Publication bias index by the author: a way to keep scientists honest?

Would this work? Authors can reduce their publication bias measure by publishing new studies that are more honest (with regards to reporting, research practices or not making data up, etc). The primary problem seems, it seems to me, is that authors who currently have a high publication bias index would try to lower it quickly by publishing papers with artificially bad results. Perhaps by attempting to replicate other studies they don’t like and only publishing those that failed to reach the magic p-level.

Critics of null hypothesis testing will of course say that these kinds of problems are inherent to using that kind of statistics (e.g. Harlow et al 1997 or various Bayesian critics e.g. Kruschke 2010). They may be correct, but it seems to me that the focus on publication bias in many recent meta-analysis have helped the problem quite a bit. New methods are being developed to estimate true population effect sizes using only biased results (e.g. van Assen et al, 2014).

It would be best if the index could be automatically calculated by data mining papers by authors. This seems a little beyond my computer science abilities right now. Science basically needs WATSON to do meta-analysis for them, including coding all the data from papers. However, it is surely possible to create a website where information can be filled out for/by (if by, they will surely cheat again!) authors so their indexes can be calculated.
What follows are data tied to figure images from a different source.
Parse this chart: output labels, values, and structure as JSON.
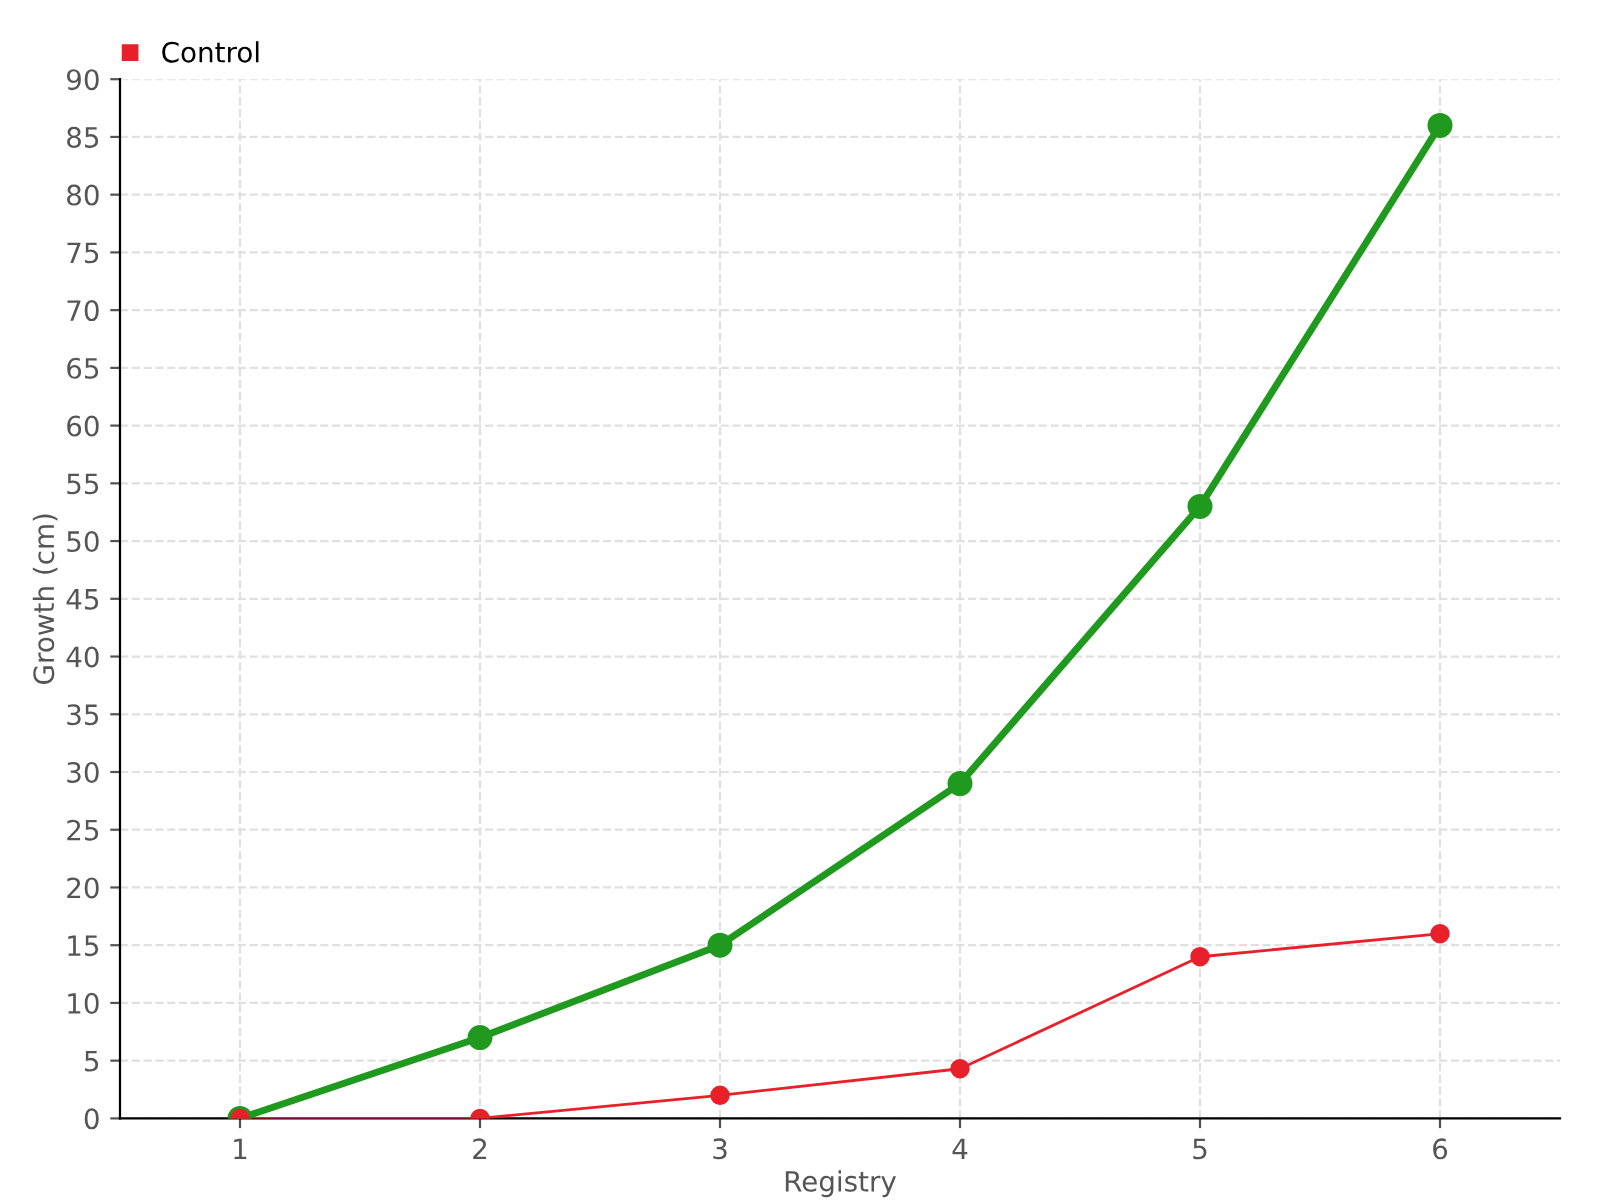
{
  "chart_data": {
    "type": "line",
    "xlabel": "Registry",
    "ylabel": "Growth (cm)",
    "categories": [
      "1",
      "2",
      "3",
      "4",
      "5",
      "6"
    ],
    "series": [
      {
        "color": "#1f9a1f",
        "values": [
          0,
          7,
          15,
          29,
          53,
          86
        ]
      },
      {
        "name": "Control",
        "color": "#e8202a",
        "values": [
          0,
          0,
          2,
          4.3,
          14,
          16
        ]
      }
    ],
    "ylim": [
      0,
      90
    ],
    "yticks": [
      0,
      5,
      10,
      15,
      20,
      25,
      30,
      35,
      40,
      45,
      50,
      55,
      60,
      65,
      70,
      75,
      80,
      85,
      90
    ],
    "grid": true,
    "legend": "top left",
    "marker": "circle",
    "line_style": "solid"
  }
}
I could quite possibly set up this website in 2015.

In general, from my reading of various kinds of meta-science the conclusion is clear: Humans cannot be trusted to do science properly. I don’t even trust myself to do it properly. Presumably, the two best remedies are: 1) making scientists (and humans in general) smarter by genetic methods (by selection or engineering), 2) developing AI to do it for/with (implants) us. Both of these are coming along but the first is met with considerable political opposition. In the meanwhile, the only thing we can do is to try to make the scientific process more robust to human follies, which means that we need to open everything up, i.e. Open Science. This was one of the goals of founding OpenPsych, to push psychology, specifically differential psychology, behavior genetics and the like, in that direction. We seem to have made some progress. Hopefully 2015 will outperform 2014. I am hopefully optimistic.

Refs
van Assen, M. A., van Aert, R., & Wicherts, J. M. (2014). Meta-Analysis Using Effect Size Distributions of Only Statistically Significant Studies.

Harlow, L. L., Mulaik, S. A., & Steiger, J. H. (Eds.). (1997). What if there were no significance tests?. Psychology Press.

Kruschke, J. (2010). Doing Bayesian data analysis: A tutorial introduction with R. Academic Press.